Fed. R. Evid. 702. “To qualify as an expert, ‘the witness must have such knowledge or experience in [his] field or calling as to make it appear that his opinion or inference will probably aid the trier in his search for truth.’” United States v. Hicks, 389 F.3d 514, 524 (5th Cir. 2004) (quoting United States v. Bourgeois, 950 F.2d 980, 987 (5th Cir. 1992)); see Kumho Tire Co., Ltd. v. Carmichael, 526 U.S. 137, 147 (1999) (discussing witnesses whose expertise is based purely on experience). “A district court should refuse to allow an expert witness to testify if it finds that the witness is not qualified to testify in a particular field or on a given subject.” Huss v. Gayden, 571 F.3d 442, 452 (5th Cir. 2009) (quoting Wilson v. Woods, 163 F.3d 935, 937 (5th Cir. 1999)). However, “Rule 702 does not mandate that an expert be highly qualified in order to testify about a given issue.” Id. “Differences in expertise bear chiefly on the weight to be assigned

to the testimony by the trier of fact, not its admissibility.” Id.; see also Daubert, 509 U.S. at 596. Daubert “provides the analytical framework for determining whether expert testimony is admissible under Rule 702.” Pipitone v. Biomatrix, Inc., 288 F.3d 239, 243 (5th Cir. 2002). Both scientific and nonscientific expert testimony is subject to the Daubert framework, which requires a trial court to conduct a preliminary

assessment to “determine whether the expert testimony is both reliable and relevant.” Burleson v. Tex. Dep’t of Criminal Justice, 393 F.3d 577, 584 (5th Cir. 2004); see also Kumho Tire, 526 U.S. at 147. “[T]he expert’s testimony must be reliable at each and every step or else it is inadmissible.” Knight v. Kirby Inland Marine Inc., 482 F.3d 347, 355 (5th Cir. 2007). All aspects of an expert’s testimony are subject to the reliability analysis, including the methodology, the facts underlying the expert’s opinion, and the link between the

facts and the conclusion. Id. The court may use a number of nonexclusive factors to evaluate the reliability of expert testimony, including: (1) whether the technique has been tested, (2) whether the technique has been subjected to peer review and publication, (3) the technique’s potential error rate, (4) the existence and maintenance of standards controlling the technique’s operation, and (5) whether the technique is generally accepted in the relevant scientific community. Curtis v. M&S Petroleum, Inc., 174 F.3d 661, 669 (5th Cir. 1999) (citing Daubert, 509 U.S. at 593– 94). The reliability inquiry must remain flexible, however, as “not every Daubert factor will be applicable in every situation; and a court has discretion to consider

other factors it deems relevant.” Guy v. Crown Equip. Corp., 394 F.3d 320, 325 (5th Cir. 2004); see also Munoz v. Orr, 200 F.3d 291, 301 (5th Cir. 2000) (“Both the determination of reliability itself and the factors taken into account are left to the discretion of the district court consistent with its gatekeeping function under [Rule] 702.”). With respect to determining the relevancy of an expert’s testimony pursuant

to Rule 702 and Daubert, the proposed testimony must be relevant “not simply in the way all testimony must be relevant [pursuant to Federal Rule of Evidence 402], but also in the sense that the expert’s proposed opinion would assist the trier of fact to understand or determine a fact in issue.” Bocanegra v. Vicmar Servs., Inc., 320 F.3d 581, 584 (5th Cir. 2003). There is no more certain test for determining when experts may be used than the common sense inquiry whether the untrained layman would be qualified to determine intelligently and to the best degree the particular issue without enlightenment from those having a specialized understanding of the subject involved in the dispute.

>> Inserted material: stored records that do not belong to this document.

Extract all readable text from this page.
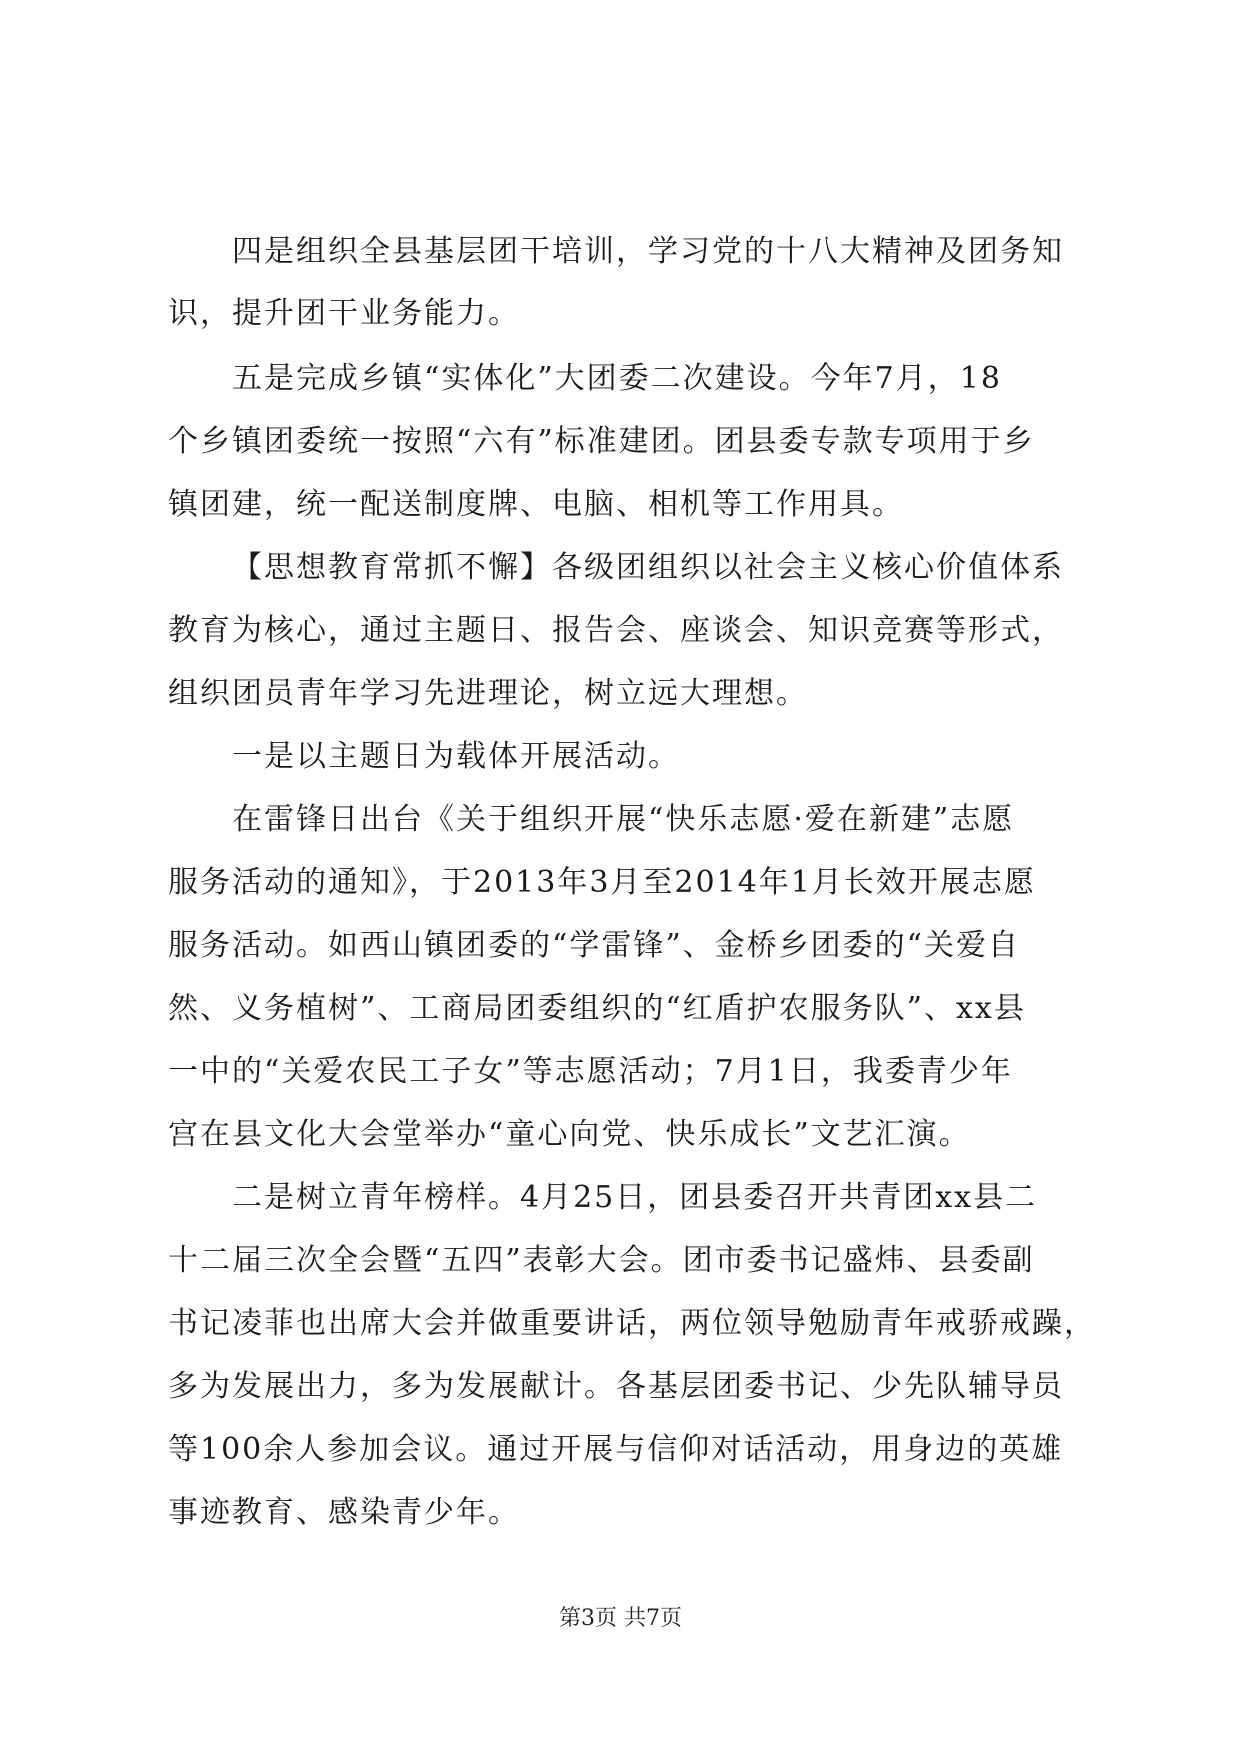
四是组织全县基层团干培训，学习党的十八大精神及团务知
识，提升团干业务能力。
五是完成乡镇“实体化”大团委二次建设。今年7月，18
个乡镇团委统一按照“六有”标准建团。团县委专款专项用于乡
镇团建，统一配送制度牌、电脑、相机等工作用具。
【思想教育常抓不懈】各级团组织以社会主义核心价值体系
教育为核心，通过主题日、报告会、座谈会、知识竞赛等形式，
组织团员青年学习先进理论，树立远大理想。
一是以主题日为载体开展活动。
在雷锋日出台《关于组织开展“快乐志愿·爱在新建”志愿
服务活动的通知》，于2013年3月至2014年1月长效开展志愿
服务活动。如西山镇团委的“学雷锋”、金桥乡团委的“关爱自
然、义务植树”、工商局团委组织的“红盾护农服务队”、xx县
一中的“关爱农民工子女”等志愿活动；7月1日，我委青少年
宫在县文化大会堂举办“童心向党、快乐成长”文艺汇演。
二是树立青年榜样。4月25日，团县委召开共青团xx县二
十二届三次全会暨“五四”表彰大会。团市委书记盛炜、县委副
书记凌菲也出席大会并做重要讲话，两位领导勉励青年戒骄戒躁，
多为发展出力，多为发展献计。各基层团委书记、少先队辅导员
等100余人参加会议。通过开展与信仰对话活动，用身边的英雄
事迹教育、感染青少年。
第3页 共7页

Vogler v. Blackmore, 352 F.3d 150, 156 n.5 (5th Cir. 2003) (quoting Fed. R. Evid. 702 advisory committee’s note). In other words, expert testimony is wholly unnecessary where a jury can “adeptly assess this situation using only their common experience and knowledge.” Peters v. Five Star Marine Serv., 898 F.2d 448, 449 (5th Cir. 1990).